Advanced Integrations
The following sections detail driver settings that may be needed in advanced integrations.
Saving Result Sets
Large result sets must be saved in a temporary or permanent table. You can use the following properties to control table persistence:
Accessing Temporary Tables
You can use the following properties to manage temporary tables. These temporary tables are managed by Google BigQuery and automatically expires after 24 hours.
- AllowLargeResultSets: Store large result sets in temporary tables in a hidden dataset. If this is not set, an error is returned for result sets bigger than a certain size.
Accessing Persistent Tables
Persist result sets larger than 128MB in a permanent table. To do so, you can set DestinationTable to the qualified name of the table. For example, "DestinationProjectId:DestinationDataSet.TableName". Subsequent queries replace the table with the new result set.
Limiting Billing
Set MaximumBillingTier to override your project limits on the maximum cost for any given query in a connection.
Bulk Modes
Google BigQuery provides several interfaces for operating on batches of rows. The driver supports these methods through the InsertMode option, each of which are specialized to different use cases:
- The Streaming API is intended for use where the most important factor is being able to insert quickly. However, rows which are inserted via the API are queued and only appear in the table after a delay. Sometimes this delay can be as high as 20-30 minutes which makes this API incompatible with cases where you want to insert data and then run other operations on it immediately. You should avoid modifying the table while any rows are in the streaming queue: Google BigQuery prevents DML operations from running on the table while any rows are in the streaming queue, and changing the table's metadata (name, schema, etc.) may cause streamed rows that haven't been committed to be lost.
- The DML mode API uses Standard SQL INSERT queries to upload data. This is by the most robust method of uploading data because any errors in the uploaded rows will be reported immediately. The driver also uses this API in a synchronous way so once the INSERT is processed, any rows can be used by other operations without waiting. However, it is by far the slowest insert method and should only be used for small data volumes.
- The Upload mode uses the multipart upload API for uploading data. This method is intended for performing low-cost medium to large data loads within a reasonable time. When using this mode the driver will upload the inserted rows to Google-managed storage and then create a load job for them. This job will execute and the driver can either wait for it (see WaitForBatchResults) or let it run asyncronously. Waiting for the job will report any errors that the job enconters but will take more time. Determining if the job failed without waiting for it requires manually checking the job status via the job stored procedures.
- The GCSStaging mode is the same as Upload except that it uses your Google Cloud Storage acccount to store staged data instead of Google-managed storage.
The driver cannot act asynchronously in this mode because it must delete the file after the load is complete, which means that WaitForBatchResults has no effect.

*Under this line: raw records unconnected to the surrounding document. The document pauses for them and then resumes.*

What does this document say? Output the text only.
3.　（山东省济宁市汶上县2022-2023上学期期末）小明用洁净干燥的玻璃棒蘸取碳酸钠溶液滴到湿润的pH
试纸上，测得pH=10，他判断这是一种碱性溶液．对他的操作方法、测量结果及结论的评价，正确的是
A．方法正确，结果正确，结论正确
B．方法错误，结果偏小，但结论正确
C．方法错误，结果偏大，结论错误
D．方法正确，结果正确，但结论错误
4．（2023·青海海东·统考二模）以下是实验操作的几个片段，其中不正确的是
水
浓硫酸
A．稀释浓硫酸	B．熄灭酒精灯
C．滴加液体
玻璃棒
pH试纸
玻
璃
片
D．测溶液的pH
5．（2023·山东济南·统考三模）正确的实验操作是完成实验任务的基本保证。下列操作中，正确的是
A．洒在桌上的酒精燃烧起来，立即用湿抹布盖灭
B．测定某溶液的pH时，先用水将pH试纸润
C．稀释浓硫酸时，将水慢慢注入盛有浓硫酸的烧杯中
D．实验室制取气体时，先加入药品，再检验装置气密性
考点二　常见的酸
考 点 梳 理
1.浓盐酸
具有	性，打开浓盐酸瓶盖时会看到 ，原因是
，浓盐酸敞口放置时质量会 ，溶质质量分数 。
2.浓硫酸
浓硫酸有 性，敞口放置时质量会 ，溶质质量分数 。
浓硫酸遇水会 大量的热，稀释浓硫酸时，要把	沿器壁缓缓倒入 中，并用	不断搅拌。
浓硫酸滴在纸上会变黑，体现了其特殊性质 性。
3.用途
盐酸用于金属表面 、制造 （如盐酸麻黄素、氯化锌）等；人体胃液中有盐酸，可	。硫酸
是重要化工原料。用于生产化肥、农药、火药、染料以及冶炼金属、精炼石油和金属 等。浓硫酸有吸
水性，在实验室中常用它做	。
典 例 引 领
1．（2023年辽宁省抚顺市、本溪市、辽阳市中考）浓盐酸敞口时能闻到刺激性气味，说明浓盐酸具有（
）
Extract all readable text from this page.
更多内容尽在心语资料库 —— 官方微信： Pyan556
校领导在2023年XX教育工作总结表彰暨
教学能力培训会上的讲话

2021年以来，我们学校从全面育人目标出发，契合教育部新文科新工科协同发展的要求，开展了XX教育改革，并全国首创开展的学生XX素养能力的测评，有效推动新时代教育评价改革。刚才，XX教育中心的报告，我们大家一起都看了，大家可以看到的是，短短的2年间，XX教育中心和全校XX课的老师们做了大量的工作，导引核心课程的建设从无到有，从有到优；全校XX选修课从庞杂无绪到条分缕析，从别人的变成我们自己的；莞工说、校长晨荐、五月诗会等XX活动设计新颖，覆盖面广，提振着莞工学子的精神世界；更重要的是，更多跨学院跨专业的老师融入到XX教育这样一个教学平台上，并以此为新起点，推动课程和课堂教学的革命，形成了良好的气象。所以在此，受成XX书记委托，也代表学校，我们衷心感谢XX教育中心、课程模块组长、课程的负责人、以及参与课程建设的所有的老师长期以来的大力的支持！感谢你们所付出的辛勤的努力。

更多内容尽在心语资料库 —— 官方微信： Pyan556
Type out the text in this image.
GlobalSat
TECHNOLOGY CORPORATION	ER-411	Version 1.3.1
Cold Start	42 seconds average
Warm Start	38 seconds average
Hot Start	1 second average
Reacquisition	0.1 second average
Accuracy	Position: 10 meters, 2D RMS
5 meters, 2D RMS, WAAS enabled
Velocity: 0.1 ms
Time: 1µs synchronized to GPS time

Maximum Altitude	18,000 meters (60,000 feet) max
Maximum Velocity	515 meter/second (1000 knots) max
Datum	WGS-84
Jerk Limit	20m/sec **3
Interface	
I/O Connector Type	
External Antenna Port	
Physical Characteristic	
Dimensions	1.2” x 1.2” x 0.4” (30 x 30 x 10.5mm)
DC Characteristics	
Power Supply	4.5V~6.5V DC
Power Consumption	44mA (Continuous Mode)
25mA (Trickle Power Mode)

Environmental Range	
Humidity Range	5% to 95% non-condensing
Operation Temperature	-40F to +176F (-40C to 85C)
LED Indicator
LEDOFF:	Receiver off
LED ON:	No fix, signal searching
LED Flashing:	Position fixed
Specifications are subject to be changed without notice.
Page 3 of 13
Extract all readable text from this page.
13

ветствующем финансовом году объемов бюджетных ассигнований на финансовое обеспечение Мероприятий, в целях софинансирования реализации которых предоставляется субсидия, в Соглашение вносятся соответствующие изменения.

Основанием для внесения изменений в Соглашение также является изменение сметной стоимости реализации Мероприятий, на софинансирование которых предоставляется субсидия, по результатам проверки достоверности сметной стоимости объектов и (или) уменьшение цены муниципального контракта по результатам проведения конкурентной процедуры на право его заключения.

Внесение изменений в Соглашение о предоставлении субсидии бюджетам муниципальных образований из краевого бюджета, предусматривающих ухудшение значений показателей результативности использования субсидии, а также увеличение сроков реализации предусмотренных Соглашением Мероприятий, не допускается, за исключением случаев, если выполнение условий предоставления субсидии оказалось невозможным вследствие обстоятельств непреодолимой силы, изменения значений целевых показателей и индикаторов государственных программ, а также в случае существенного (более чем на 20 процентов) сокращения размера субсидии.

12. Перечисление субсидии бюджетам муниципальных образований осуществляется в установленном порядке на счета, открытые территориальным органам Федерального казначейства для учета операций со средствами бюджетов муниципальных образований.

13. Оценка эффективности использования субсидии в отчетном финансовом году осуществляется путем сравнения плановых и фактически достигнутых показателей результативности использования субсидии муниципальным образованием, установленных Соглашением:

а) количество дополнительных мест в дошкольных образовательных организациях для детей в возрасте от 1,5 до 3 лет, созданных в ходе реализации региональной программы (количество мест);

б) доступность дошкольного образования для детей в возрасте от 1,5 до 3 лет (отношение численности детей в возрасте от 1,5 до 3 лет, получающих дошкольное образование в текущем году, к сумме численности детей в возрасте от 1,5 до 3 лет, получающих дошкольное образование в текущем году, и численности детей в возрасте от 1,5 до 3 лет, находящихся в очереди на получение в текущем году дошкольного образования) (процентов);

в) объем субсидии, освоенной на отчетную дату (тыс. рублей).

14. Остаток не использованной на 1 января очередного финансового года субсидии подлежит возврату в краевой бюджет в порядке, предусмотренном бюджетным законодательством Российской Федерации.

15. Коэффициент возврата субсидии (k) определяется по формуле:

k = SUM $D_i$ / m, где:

Because this depends on external data, you must set the GCSBucket to the name of your bucket and ensure that Scope (a space delimited set of scopes) contains at least the scopes https://www.googleapis.com/auth/bigquery and https://www.googleapis.com/auth/devstorage.read_write. The devstorage scope used for GCS also requires that you connect using a service account because Google BigQuery does not allow user accounts to use this scope.
In addition to bulk inserts, the driver also supports performing bulk UPDATE and DELETE operations. This requires the driver to upload the data containing the filters and rows to set into a new table in BigQuery, then perform a MERGE between the two tables and drop the temporary table. InsertMode determines how the rows are inserted into the temporary table but the Streaming and DML modes are not supported.
In most cases the driver can determine what columns need to be part of the SET vs. WHERE clauses of a bulk update. If you receive an error like "Primary keys must be defined for bulk UPDATE support," you can use PrimaryKeyIdentifiers to tell the driver what columns to treat as keys. In an update the values of key columns are used only to find matching rows and cannot be updated.